I'm attempting to learn XML in order to parse GChats downloaded from GMail via IMAP. To do so I am using lxml. Each line of the chat messages is formatted like so:
<cli:message to="email@gmail.com" iconset="square" from="email@gmail.com" int:cid="insertid" int:sequence-no="1" int:time-stamp="1236608405935" xmlns:int="google:internal" xmlns:cli="jabber:client">
<cli:body>Nikko</cli:body>
<met:google-mail-signature xmlns:met="google:metadata">0c7ef6e618e9876b</met:google-mail- signature>
<x stamp="20090309T14:20:05" xmlns="jabber:x:delay"/>
<time ms="1236608405975" xmlns="google:timestamp"/>
</cli:message>
When I try to build the XML tree like so:
root = etree.Element("cli:message")
I get this error:
Traceback (most recent call last):
File "<stdin>", line 1, in <module>
File "lxml.etree.pyx", line 2568, in lxml.etree.Element (src/lxml/lxml.etree.c:52878)
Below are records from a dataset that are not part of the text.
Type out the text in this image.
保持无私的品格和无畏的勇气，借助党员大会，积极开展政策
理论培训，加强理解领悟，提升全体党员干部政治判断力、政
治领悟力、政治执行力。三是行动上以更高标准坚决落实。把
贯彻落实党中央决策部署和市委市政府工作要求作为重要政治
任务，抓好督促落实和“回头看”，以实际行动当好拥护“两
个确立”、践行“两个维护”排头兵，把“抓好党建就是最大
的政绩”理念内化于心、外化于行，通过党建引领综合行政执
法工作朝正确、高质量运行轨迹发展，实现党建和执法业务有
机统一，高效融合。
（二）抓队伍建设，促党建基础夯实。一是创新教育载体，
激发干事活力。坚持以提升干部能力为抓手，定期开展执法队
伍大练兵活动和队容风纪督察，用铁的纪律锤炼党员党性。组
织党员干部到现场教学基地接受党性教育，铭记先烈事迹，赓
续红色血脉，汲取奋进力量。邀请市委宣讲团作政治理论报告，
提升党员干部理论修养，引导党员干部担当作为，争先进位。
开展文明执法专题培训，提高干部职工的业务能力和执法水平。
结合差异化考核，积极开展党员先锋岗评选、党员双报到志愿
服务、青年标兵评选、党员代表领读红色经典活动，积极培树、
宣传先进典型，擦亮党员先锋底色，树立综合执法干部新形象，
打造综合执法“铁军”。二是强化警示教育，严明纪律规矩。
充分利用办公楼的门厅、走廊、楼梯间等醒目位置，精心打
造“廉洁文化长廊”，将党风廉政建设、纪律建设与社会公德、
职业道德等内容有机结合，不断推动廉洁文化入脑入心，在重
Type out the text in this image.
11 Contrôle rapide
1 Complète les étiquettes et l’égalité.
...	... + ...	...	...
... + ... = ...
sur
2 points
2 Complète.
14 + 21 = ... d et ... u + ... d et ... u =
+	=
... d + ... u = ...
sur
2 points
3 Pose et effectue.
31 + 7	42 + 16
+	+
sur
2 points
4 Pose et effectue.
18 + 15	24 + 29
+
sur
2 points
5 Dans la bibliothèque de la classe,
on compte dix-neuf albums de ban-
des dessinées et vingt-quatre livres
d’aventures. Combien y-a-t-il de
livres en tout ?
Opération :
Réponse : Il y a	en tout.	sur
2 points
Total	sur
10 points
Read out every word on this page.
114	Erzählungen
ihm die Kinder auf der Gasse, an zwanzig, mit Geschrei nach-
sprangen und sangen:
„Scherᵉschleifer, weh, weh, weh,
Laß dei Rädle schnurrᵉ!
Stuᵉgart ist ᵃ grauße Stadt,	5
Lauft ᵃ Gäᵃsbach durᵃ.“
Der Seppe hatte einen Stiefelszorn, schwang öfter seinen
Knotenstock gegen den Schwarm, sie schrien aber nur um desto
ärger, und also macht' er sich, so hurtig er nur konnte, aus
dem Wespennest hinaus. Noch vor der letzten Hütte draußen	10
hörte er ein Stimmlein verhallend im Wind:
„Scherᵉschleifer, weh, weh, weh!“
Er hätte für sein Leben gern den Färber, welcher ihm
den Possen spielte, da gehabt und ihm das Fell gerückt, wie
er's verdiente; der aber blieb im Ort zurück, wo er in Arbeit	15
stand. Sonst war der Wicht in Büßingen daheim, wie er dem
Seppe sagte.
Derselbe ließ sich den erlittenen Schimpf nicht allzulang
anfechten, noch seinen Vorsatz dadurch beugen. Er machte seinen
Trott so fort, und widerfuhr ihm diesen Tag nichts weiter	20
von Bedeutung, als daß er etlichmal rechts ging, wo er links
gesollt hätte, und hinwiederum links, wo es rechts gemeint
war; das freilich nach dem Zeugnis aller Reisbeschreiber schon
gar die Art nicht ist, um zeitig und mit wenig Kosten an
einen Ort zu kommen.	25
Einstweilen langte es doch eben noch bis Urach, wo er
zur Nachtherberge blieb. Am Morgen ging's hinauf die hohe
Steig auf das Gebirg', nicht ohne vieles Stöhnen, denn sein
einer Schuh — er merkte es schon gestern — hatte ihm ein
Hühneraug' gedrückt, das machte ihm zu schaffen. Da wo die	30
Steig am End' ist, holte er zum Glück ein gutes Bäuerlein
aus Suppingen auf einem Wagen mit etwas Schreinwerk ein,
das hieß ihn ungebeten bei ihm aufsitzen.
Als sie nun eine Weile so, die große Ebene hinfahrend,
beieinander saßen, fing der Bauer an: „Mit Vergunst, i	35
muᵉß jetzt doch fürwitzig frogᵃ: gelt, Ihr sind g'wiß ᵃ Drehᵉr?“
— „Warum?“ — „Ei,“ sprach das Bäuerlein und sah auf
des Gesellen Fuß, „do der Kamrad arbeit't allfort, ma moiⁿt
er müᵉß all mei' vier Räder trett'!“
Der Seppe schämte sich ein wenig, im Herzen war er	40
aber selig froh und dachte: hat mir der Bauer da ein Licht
File "apihelpers.pxi", line 126, in lxml.etree._makeElement (src/lxml/lxml.etree.c:11497)
File "apihelpers.pxi", line 1542, in lxml.etree._tagValidOrRaise (src/lxml/lxml.etree.c:23956)
ValueError: Invalid tag name u'cli:message'
When I try to escape it like so:
root = etree.Element("cli\:message")
I get the exact same error.
The header of the chats also gives this information, which seems relevant:
Content-Type: text/xml; charset=utf-8
Content-Transfer-Encoding: 7bit
Does anyone know what's going on here?